Mais je me suis demandé si c’était parce qu’il se contentait de lister les punchlines sans les expliquer, sans donner ce qu’elle lui inspirait ou si c’est parce qu’il est impossible de partager ça avec quelqu’un.
Peut-être que le rapport à la musique est trop intime, trop personnel, trop charnel pour pouvoir le retranscrire. Sans compter qu’en perdant l’instrumentale on perd aussi tout le travail de rythmique qui est fait.
Certaines strophes sont des bijous mais uniquement parce que le flow (c’est-à-dire la manière de poser les mots sur les battements) est un travail d’orfèvre. Que le sens ne soit pas si profond que ça… devient alors secondaire.
Quand Niro crache :
Ils t'aimeront quand t'es mort comme DJ Mehdi
J'ai mérité mes titres, plein de vérités j'ai dit
C'est pas de la comédie, j'ai médité
Mais qui t'es pour juger, critiquer, mes idées, mais dis
J'ai débridé mes vices, élucidé mes vies
J'aurais mieux fait d'éviter des feats et des beats et des hits
Mais j'ai kické, j'ai vite compris que j'étais pas comme eux
L’exploit est dans le nombre de sonorités en di/ti/vi/ci/ki/ri, placées de manière à la fois nonchalante et nerveuse. Très dur de montrer ça à l’écrit. On pourrait essayer avec du gras et en reflétant le tout dans la manière d’espacer :
Ils t'aimeront quand t'es mort comme DJ Mehdi J'ai mérité mes titres, plein de vérités j'ai dit C'est pas de la comédie, j'ai médi té Mais qui t'es pour juger, critiquer, mes idées, mais dis J'ai débridé mes vices, élucidé mes vies J'aurais mieux fait d'éviter des feats et des beats et des hits Mais j'ai kické, j'ai vite compris que j'étais pas comme eux
Pas sûr que ça fonctionne…
Alors je me suis dit que je devais me limiter aux strophes qui me marquent uniquement avec les mots.

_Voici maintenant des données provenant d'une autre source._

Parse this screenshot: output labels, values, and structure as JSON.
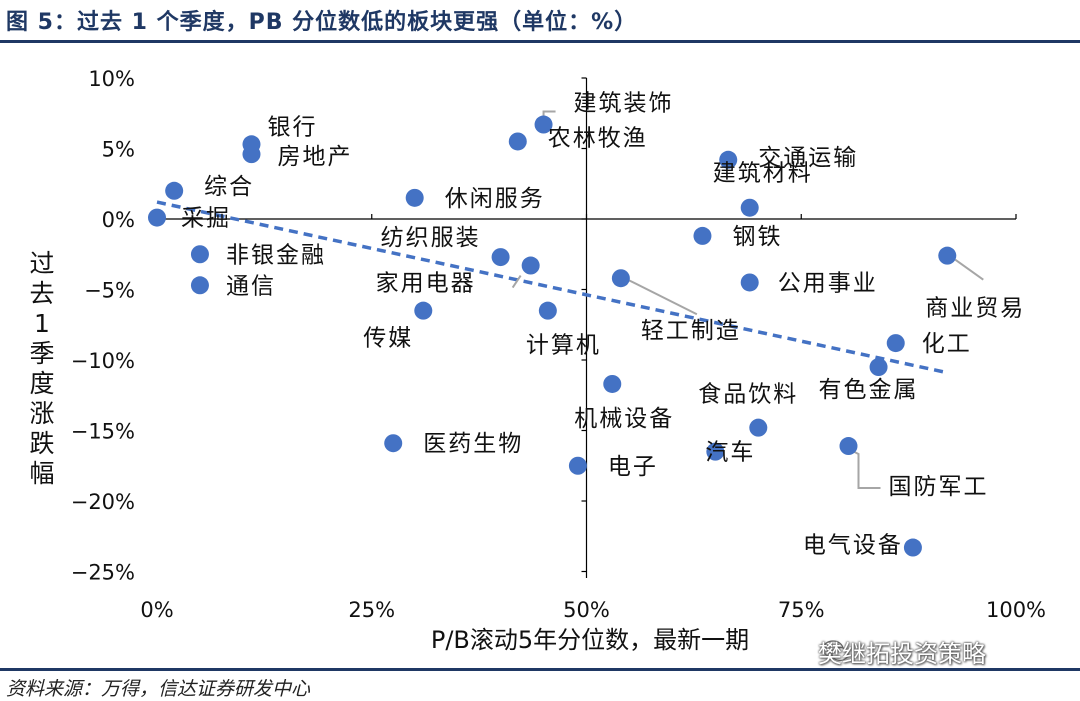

Bien sûr on ne peut jamais distinguer totalement les mots du rythme et de la voix puisque c’est ce qui permet d’être touché.
Par exemple on se moque parce qu’Orelsan a rappé dans son dernier album le problème avec la vie c’est qu’y’en a qu’une.
C’est vrai que c’est bateau. Mais dans la chanson ça marche parce qu’il prend une voix enfantine et puis accessoirement qu’il fait suivre par on soignera jamais la dépression comme on soigne un rhume.
On en vient au dernier problème : comment découper correctement ? Où s’arrêter. En mettre trop c’est perdre de la percussion, en mettre trop peu c’est prendre le risque qu’on passe à côté de la subtilité.
Du coup… je te propose un échantillon de ce à quoi pourrait ressembler ce mini-livre avec 5 strophes (au lieu de 100).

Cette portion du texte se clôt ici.